How to Use Custom Losses with Custom Gradients in TensorFlow with Keras

#artificialintelligence

Keras does a great job of abstracting low-level details of neural network creation so you can focus on getting the job done. But, if you're reading this, you've probably discovered that Keras' off-the-shelf methods cannot always be used to learn your model's parameters. Perhaps your model has a gradient that cannot be calculated through the magic of autodiff, or your loss function does not conform to the signature my_loss_fn(y_true, y_pred) mentioned in Keras' documentation. If you found the online documentation wholly unhelpful, read on! I [hopefully] have all the answers you couldn't find anywhere else.
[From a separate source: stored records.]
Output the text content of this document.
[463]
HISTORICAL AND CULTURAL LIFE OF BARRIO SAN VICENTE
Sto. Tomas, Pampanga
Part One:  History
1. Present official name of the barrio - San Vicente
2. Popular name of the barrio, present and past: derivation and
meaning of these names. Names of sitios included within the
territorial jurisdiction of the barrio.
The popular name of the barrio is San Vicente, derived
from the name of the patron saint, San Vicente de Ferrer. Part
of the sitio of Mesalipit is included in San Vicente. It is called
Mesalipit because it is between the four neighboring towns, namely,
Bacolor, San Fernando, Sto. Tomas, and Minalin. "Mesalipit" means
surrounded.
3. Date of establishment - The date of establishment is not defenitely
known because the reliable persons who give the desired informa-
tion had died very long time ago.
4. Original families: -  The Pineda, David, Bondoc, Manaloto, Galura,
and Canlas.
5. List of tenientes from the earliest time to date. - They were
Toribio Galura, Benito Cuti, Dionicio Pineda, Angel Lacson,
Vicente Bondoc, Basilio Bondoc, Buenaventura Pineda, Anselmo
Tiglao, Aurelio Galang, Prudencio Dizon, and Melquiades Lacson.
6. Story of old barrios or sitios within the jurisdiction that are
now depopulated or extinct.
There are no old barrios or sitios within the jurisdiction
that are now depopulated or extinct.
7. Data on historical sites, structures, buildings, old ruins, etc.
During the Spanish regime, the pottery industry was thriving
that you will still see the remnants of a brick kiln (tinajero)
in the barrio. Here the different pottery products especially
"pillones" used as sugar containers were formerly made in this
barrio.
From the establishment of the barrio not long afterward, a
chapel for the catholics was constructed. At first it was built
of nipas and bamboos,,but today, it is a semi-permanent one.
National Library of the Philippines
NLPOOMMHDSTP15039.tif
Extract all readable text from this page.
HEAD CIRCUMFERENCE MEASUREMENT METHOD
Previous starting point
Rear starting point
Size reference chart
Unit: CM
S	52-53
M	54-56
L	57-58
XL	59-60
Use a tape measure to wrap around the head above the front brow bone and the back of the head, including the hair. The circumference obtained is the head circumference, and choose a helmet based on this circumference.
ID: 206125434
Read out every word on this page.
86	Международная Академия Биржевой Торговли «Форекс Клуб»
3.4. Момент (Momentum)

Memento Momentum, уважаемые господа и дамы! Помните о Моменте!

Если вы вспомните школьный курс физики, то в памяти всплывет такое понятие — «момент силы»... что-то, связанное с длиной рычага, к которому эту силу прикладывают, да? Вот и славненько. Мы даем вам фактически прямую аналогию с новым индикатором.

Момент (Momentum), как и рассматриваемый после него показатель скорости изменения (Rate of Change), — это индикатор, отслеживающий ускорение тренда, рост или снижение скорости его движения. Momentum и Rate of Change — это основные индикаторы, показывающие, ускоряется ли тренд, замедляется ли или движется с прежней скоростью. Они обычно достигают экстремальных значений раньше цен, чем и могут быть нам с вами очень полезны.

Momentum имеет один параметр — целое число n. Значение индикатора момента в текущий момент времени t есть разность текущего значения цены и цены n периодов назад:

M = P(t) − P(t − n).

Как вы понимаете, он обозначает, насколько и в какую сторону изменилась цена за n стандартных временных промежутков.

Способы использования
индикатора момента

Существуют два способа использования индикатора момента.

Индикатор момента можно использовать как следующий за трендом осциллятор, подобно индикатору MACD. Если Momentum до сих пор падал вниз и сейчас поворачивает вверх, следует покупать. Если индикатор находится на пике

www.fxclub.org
[100%OFF] Complete Python & Python OOP With Exercises& Projects In2022

#artificialintelligence

Udemy is the biggest website in the world that offer courses in many categories, all the skills that you would be looking for are offered in Udemy, including languages, design, marketing and a lot of other categories, so when you ever want to buy a courses and pay for a new skills, Udemy would be the best forum for you. You can find payment courses, 100 free courses and coupons also, more than 12 categories are offered, and that what makes sure you will find the domain and the skill you are looking for. Our duty is to search for 100 off courses and free coupons. Python Programming Basics and Python Object Oriented Programming Guide for Python Programmers & Python Coders in a simple and easy way with Examples, quizzes, Resources & Python Projects to master Python from zero to hero. Why to master Python Programming?